Today it’s been a month since she died.  One month.  Measured by the weight of my grief, it feels like it’s been a lifetime or more; but measured by the progress I’ve made in dealing with my grief, it feels like it’s been no time at all.


The Silent Hole in the World

Published 10 years, 5 months past

There is a sound a family makes that only its members can truly appreciate.  The interplay of voices, footfalls, laughter, sobbing, shrieks of joy and frustration and anger, songs sung, catchphrases, the rattle and chirp of beloved toys played with, doors slamming, the rustling of clothing and whispers of breathing, running water and bath splashes and teeth brushed.  The aural fabric of lives entwined.  It forms a curtain around you, altering your perceptions of the world.  It becomes the world.

You feel it, usually half-consciously, but if you stop and listen with purpose, you can actively hear it and savor it and know that the world is right, secure and content inside the cocoon it weaves.  It’s not a symphony, it’s nothing so organized and artificial and remote as that, but sure, yes, call it a symphony, because words like “texture” and “landscape” are even more misleading.

And now a whole section has been silenced.  Not simply resting, not waiting to rejoin the piece, but utterly removed from the stage.  Vanished forever.
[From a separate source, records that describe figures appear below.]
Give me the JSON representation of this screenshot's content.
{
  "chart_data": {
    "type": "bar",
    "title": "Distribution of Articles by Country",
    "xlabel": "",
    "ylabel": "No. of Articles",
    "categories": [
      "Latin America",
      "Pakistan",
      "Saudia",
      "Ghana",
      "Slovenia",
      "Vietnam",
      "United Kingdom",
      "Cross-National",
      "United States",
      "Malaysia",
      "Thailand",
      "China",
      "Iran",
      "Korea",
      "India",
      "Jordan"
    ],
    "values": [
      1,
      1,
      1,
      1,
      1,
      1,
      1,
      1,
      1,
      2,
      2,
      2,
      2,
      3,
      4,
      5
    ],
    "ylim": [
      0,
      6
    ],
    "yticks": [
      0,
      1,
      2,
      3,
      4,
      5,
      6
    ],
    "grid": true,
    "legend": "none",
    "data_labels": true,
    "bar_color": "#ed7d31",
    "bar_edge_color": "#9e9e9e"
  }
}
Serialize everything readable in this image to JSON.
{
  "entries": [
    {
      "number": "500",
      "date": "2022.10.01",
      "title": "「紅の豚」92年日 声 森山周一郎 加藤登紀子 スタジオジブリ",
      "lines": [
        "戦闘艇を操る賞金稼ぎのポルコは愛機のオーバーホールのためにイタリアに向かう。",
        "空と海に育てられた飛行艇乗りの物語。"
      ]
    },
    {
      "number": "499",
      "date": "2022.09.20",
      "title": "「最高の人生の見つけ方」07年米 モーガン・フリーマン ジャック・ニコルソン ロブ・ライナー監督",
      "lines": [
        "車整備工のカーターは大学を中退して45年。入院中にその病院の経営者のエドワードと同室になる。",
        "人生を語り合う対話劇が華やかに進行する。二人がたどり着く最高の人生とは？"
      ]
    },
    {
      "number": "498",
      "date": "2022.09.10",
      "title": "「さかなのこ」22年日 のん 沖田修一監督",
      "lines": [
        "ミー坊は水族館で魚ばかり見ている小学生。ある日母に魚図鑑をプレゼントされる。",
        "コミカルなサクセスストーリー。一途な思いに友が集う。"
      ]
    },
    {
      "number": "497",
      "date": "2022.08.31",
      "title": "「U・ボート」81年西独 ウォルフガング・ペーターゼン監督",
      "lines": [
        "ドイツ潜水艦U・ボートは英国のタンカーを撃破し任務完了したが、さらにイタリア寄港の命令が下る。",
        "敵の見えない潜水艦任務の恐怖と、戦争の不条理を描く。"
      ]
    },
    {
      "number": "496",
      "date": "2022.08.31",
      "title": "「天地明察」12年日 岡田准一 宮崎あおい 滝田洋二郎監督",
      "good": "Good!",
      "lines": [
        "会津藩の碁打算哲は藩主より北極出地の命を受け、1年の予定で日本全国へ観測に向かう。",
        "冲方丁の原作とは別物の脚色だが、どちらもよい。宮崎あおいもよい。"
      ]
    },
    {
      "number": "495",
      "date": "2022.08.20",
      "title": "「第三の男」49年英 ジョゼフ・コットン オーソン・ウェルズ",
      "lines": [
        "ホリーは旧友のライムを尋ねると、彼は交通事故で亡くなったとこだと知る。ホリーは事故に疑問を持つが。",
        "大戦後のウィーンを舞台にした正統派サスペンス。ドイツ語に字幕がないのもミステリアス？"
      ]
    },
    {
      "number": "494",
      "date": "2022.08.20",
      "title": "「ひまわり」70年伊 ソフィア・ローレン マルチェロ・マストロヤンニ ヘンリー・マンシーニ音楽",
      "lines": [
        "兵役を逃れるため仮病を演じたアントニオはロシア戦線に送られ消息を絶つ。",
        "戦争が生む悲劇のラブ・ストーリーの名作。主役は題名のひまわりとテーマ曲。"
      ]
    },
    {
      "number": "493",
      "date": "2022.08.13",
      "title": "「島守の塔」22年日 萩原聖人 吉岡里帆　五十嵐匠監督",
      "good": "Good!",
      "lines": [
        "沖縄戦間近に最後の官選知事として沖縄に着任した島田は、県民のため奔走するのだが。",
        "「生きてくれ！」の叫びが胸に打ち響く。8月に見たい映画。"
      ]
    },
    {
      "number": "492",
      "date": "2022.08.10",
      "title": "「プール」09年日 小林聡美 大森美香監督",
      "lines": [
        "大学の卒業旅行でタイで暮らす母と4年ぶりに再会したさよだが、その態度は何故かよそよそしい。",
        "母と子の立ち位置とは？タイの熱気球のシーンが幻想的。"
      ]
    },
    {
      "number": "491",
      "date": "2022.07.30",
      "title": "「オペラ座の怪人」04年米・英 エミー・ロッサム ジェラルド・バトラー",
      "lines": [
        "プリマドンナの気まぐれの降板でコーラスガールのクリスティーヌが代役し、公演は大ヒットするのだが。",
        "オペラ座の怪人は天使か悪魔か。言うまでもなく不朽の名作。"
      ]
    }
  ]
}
I cannot describe how utterly wrong that feels.  Everything feels wrong, sounds wrong, every instinct is scraped on edge, screaming danger, because something has gone fundamentally, horribly wrong and I must fix it.  And I can’t fix it.  It can never be fixed, not by anyone.  Someone is missing and will never be found, no matter how many times we look; can never be replaced, no matter what we might do to try.

There is a silent hole in the world, and the best I can ever hope to do is train my ear not to hear it, most of the time.  Find a way to hear around the void and let what’s left fill my ears.  If I am lucky and work very hard at it, I can learn to appreciate the symphony for what it is, and not constantly obsess over what it once was and should still be.